Ironically our founders had envisioned a day when perhaps those principles would be challenged by the executive branch; they understood that human nature would eventually push a chief executive or congress to overreach and ignore the principles of checks and balances, set forth within the Constitution, and that an attempt by either branch to consolidate power through bad legislation.
Our Founders were so concerned about the separation of powers and limited government intervention that they wrote countless memorandums on the subject.

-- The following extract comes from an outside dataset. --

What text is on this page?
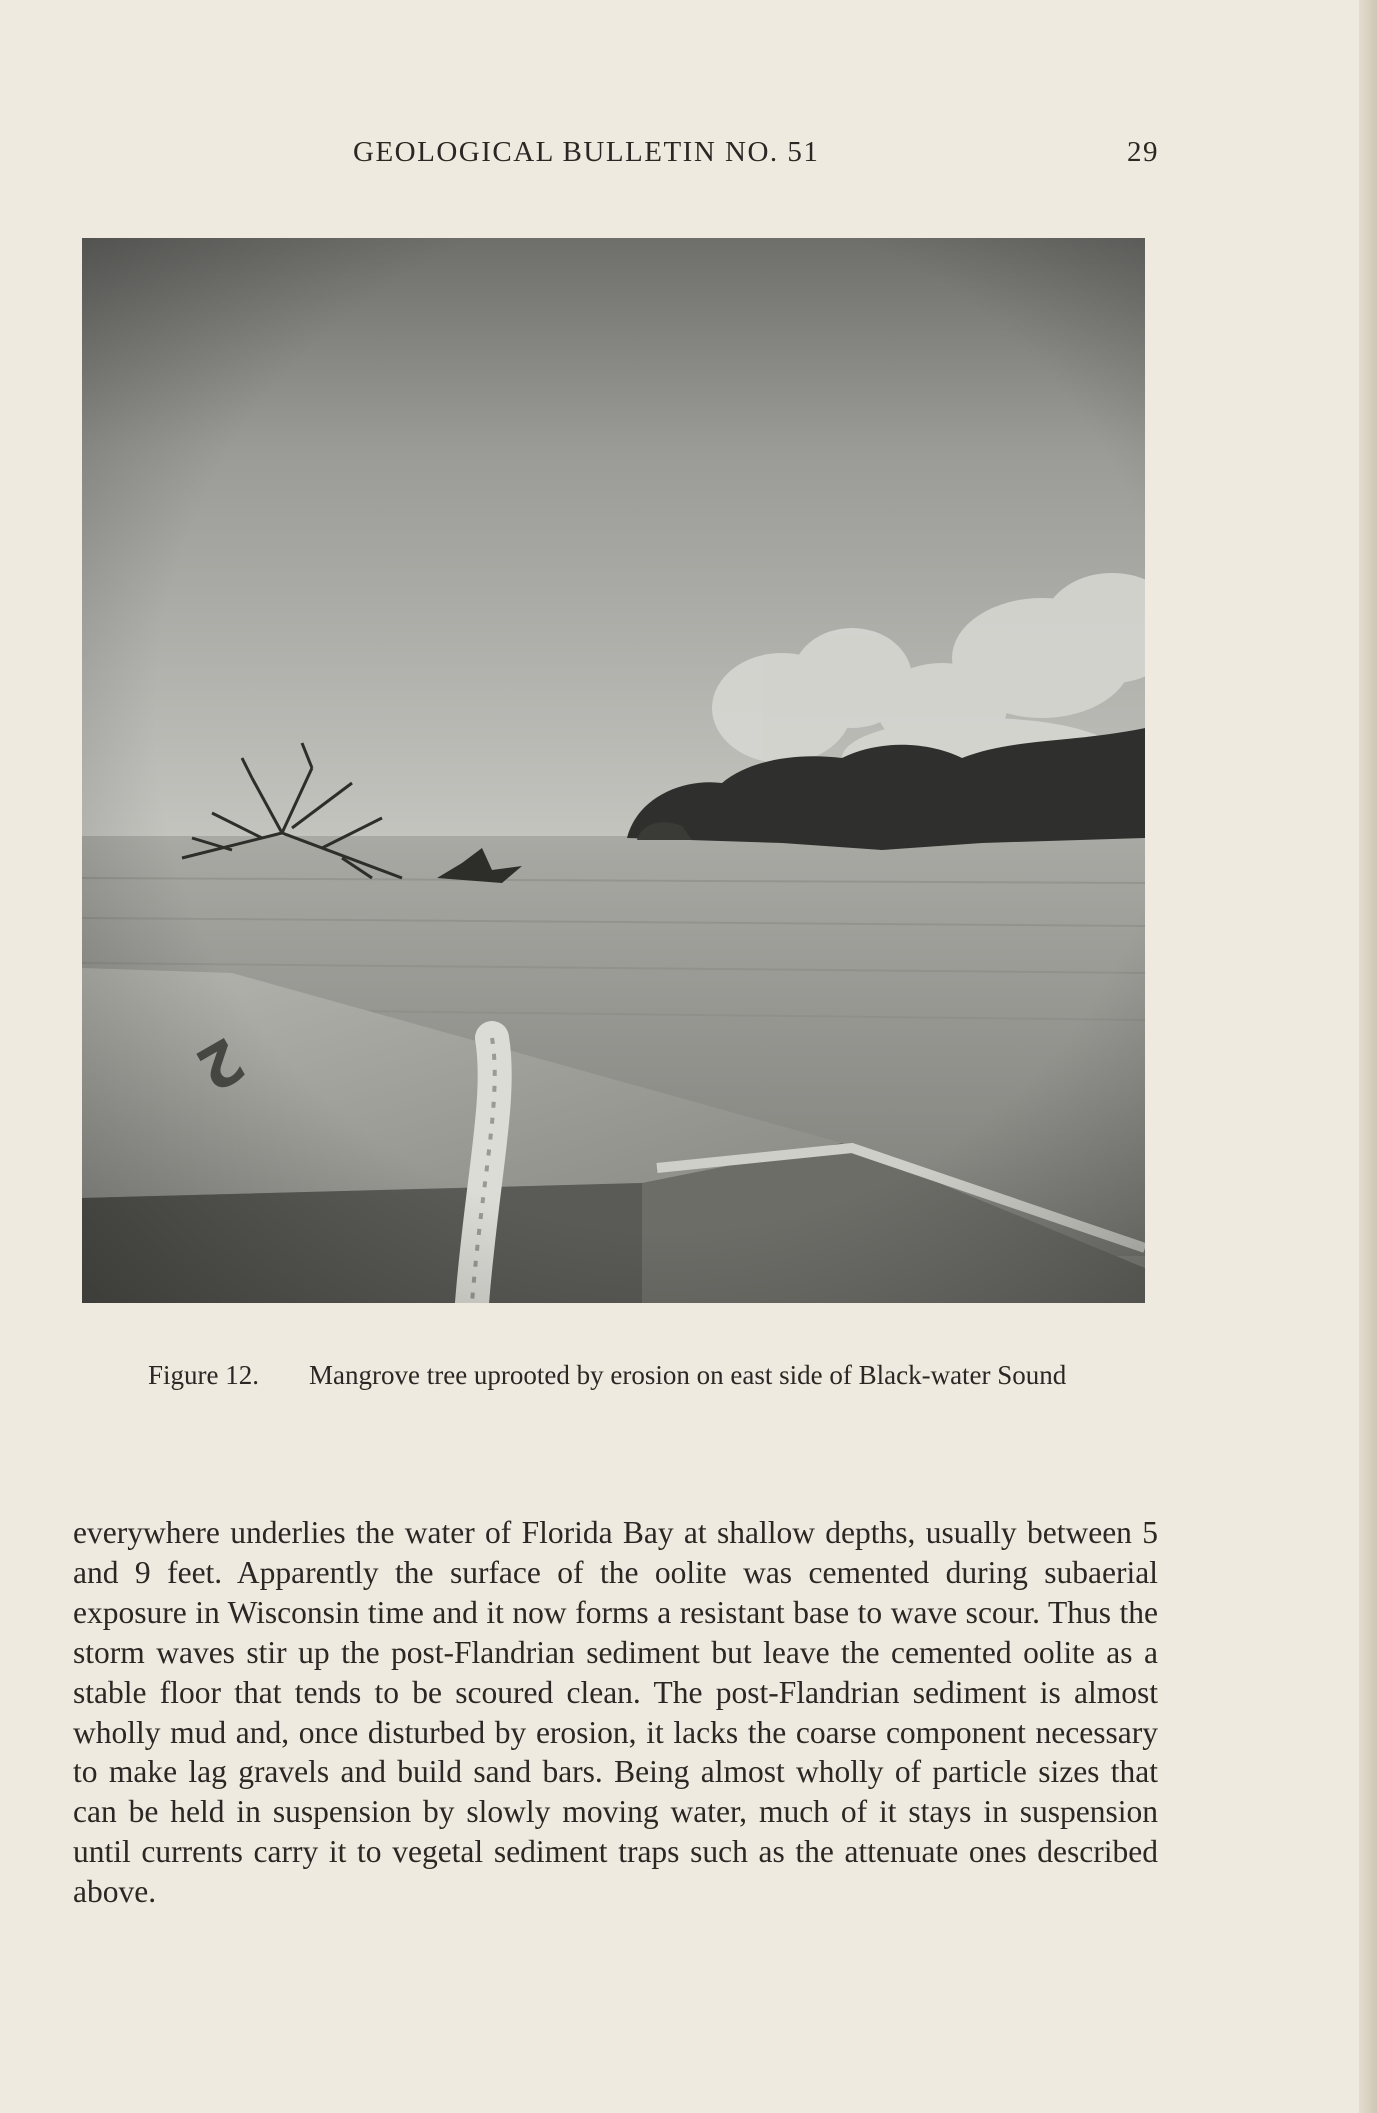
GEOLOGICAL BULLETIN NO. 51	29
Figure 12. Mangrove tree uprooted by erosion on east side of Black-water Sound
everywhere underlies the water of Florida Bay at shallow depths, usually between 5 and 9 feet. Apparently the surface of the oolite was cemented during subaerial exposure in Wisconsin time and it now forms a resistant base to wave scour. Thus the storm waves stir up the post-Flandrian sediment but leave the cemented oolite as a stable floor that tends to be scoured clean. The post-Flandrian sediment is almost wholly mud and, once disturbed by erosion, it lacks the coarse component necessary to make lag gravels and build sand bars. Being almost wholly of particle sizes that can be held in suspension by slowly moving water, much of it stays in suspension until currents carry it to vegetal sediment traps such as the attenuate ones described above.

“If Congress can employ money indefinitely to the general welfare, and are the sole and supreme judges of the general welfare, they may take the care of religion into their own hands; they may appoint teachers in every State, county and parish and pay them out of their public treasury; they may take into their own hands the education of children, establishing in like manner schools throughout the Union; they may assume the provision of the poor; they may undertake the regulation of all roads other than post-roads; in short, every thing, from the highest object of state legislation down to the most minute object of police, would be thrown under the power of Congress…. Were the power of Congress to be established in the latitude contended for, it would subvert the very foundations, and transmute the very nature of the limited Government established by the people of America”.
James Madison, Letter to Edmund Pendleton, January 21, 1792.
This summer the Supreme Court will render its decision on whether ObamaCare is constitutional or not, and although legal minds may differ as to its application of the Commerce Clause, one thing is certain, and I believe Justice Kennedy expressed it best
"Creating commerce to regulate it…changes the relationship of the federal government to the people in a very fundamental way.”